Posted by alwall over 7 years ago
From their blog "NextGenUs UK CIC is bound by regulation to reinvest the surplus generated from operating the network and will do so by deploying FttH (Fibre to the Home) connections to local residents and businesses over the course of 2010"
Posted by mikeblogs over 7 years ago
Must be congratulated, how refreshing, hope the Rates man does not get in the way of progress.

Fibre as far as they can and then a relay of radios.

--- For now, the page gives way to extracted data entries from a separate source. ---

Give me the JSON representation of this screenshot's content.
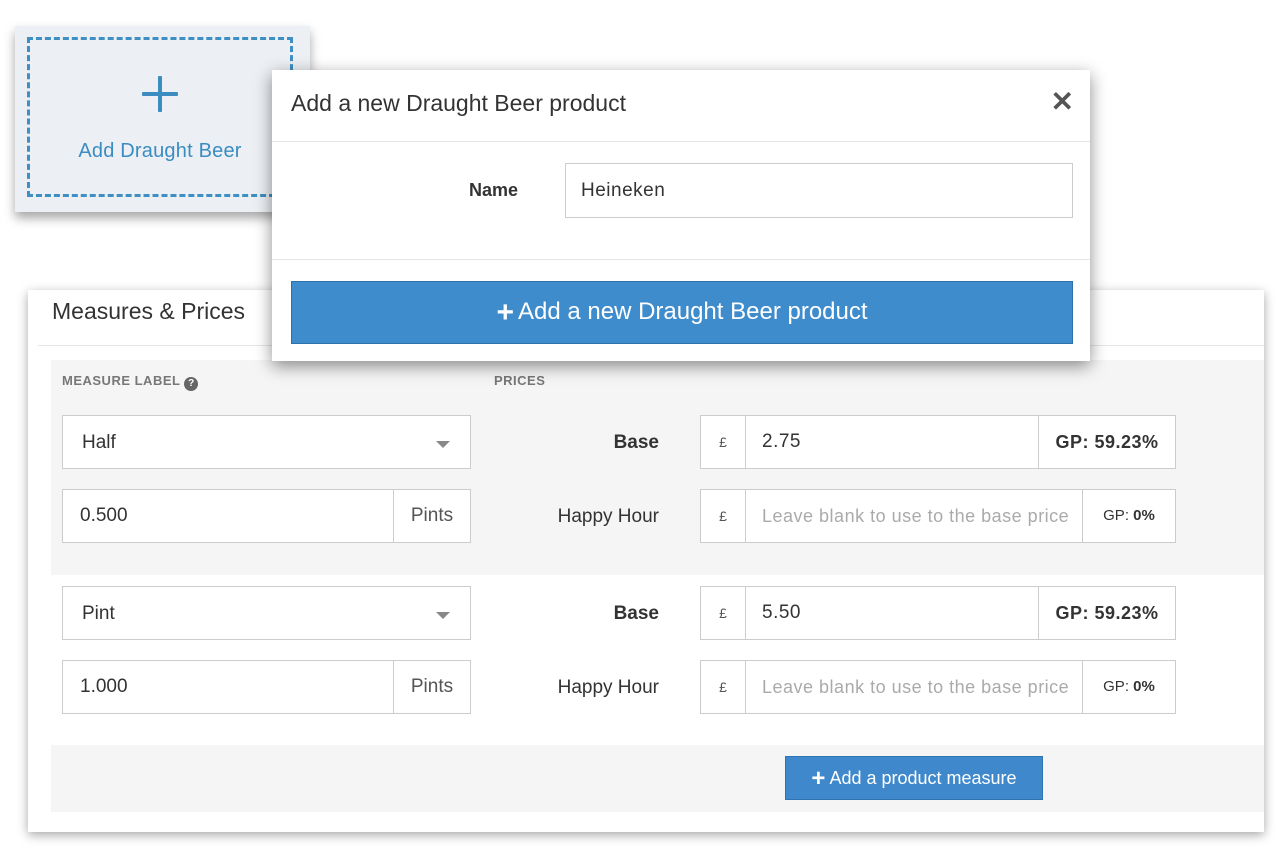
{
  "tile": {
    "label": "Add Draught Beer",
    "icon": "plus-icon"
  },
  "panel": {
    "title": "Measures & Prices",
    "headers": {
      "measure_label": "MEASURE LABEL",
      "help_glyph": "?",
      "prices": "PRICES"
    },
    "measures": [
      {
        "label": "Half",
        "quantity": "0.500",
        "unit": "Pints",
        "base_label": "Base",
        "base_currency": "£",
        "base_price": "2.75",
        "base_gp": "GP: 59.23%",
        "hh_label": "Happy Hour",
        "hh_currency": "£",
        "hh_placeholder": "Leave blank to use to the base price",
        "hh_gp_prefix": "GP:",
        "hh_gp_value": "0%"
      },
      {
        "label": "Pint",
        "quantity": "1.000",
        "unit": "Pints",
        "base_label": "Base",
        "base_currency": "£",
        "base_price": "5.50",
        "base_gp": "GP: 59.23%",
        "hh_label": "Happy Hour",
        "hh_currency": "£",
        "hh_placeholder": "Leave blank to use to the base price",
        "hh_gp_prefix": "GP:",
        "hh_gp_value": "0%"
      }
    ],
    "add_measure": {
      "plus": "+",
      "label": "Add a product measure"
    }
  },
  "modal": {
    "title": "Add a new Draught Beer product",
    "close_glyph": "✕",
    "name_label": "Name",
    "name_value": "Heineken",
    "submit_plus": "+",
    "submit_label": "Add a new Draught Beer product"
  },
  "colors": {
    "accent": "#3f8ccd",
    "tile_accent": "#3a8cc1"
  }
}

I would love to know the cost per bit compared to BT's BET.
Posted by Dixinormous over 7 years ago
Good for them - this is the way to go. Stuff waiting for the government to take care of everything just get on with it and do it yourselves.
Posted by otester over 7 years ago
If Kijoma can do 50Mbps / 10Mbps then VM is even screwed.
Posted by herdwick over 7 years ago
But how many houses in a street can wireless deliver 50M/10M to at the same time ? One ?
Posted by cyberdoyle over 7 years ago
Oh Herdwick, how many houses can adsl deliver up to 2meg to from an exchange? this is tons better than anything BT can do for these people... I think they are to be congratulated for their JFDI innovation. Rock on, Power to the People.
Posted by Somerset over 7 years ago
What do the users pay and what does the school charge for the connection?
Posted by chrysalis over 7 years ago
This is why I dont understand why fibre been fed to public buildings isnt used more in bad coverage areas, my local co-op is renting bandwidth from a local school since a BT dsl a while back. It gives money back to the public sector as well.
Posted by chrysalis over 7 years ago
in my last post I meant a BT dsl related outage.
Posted by alwall over 7 years ago
Wireless appears to be a temporary solution in Newton and Snape pending the rollout of FTTH by NextGenUs in 2010
Posted by otester over 7 years ago
Quite a lot of the south is being covered more by Kjioma, with the eventual speed being 50/10 (currently areas around Portsmouth).

Even better than VM... (not too sure about usage allowances though for the 'unlimited' option).
Posted by otester over 7 years ago

Well if VM can get away with minimum backhaul per cab and that provides reasonable speeds, I'd guess just having to feed 1 transmitter should be relatively easy.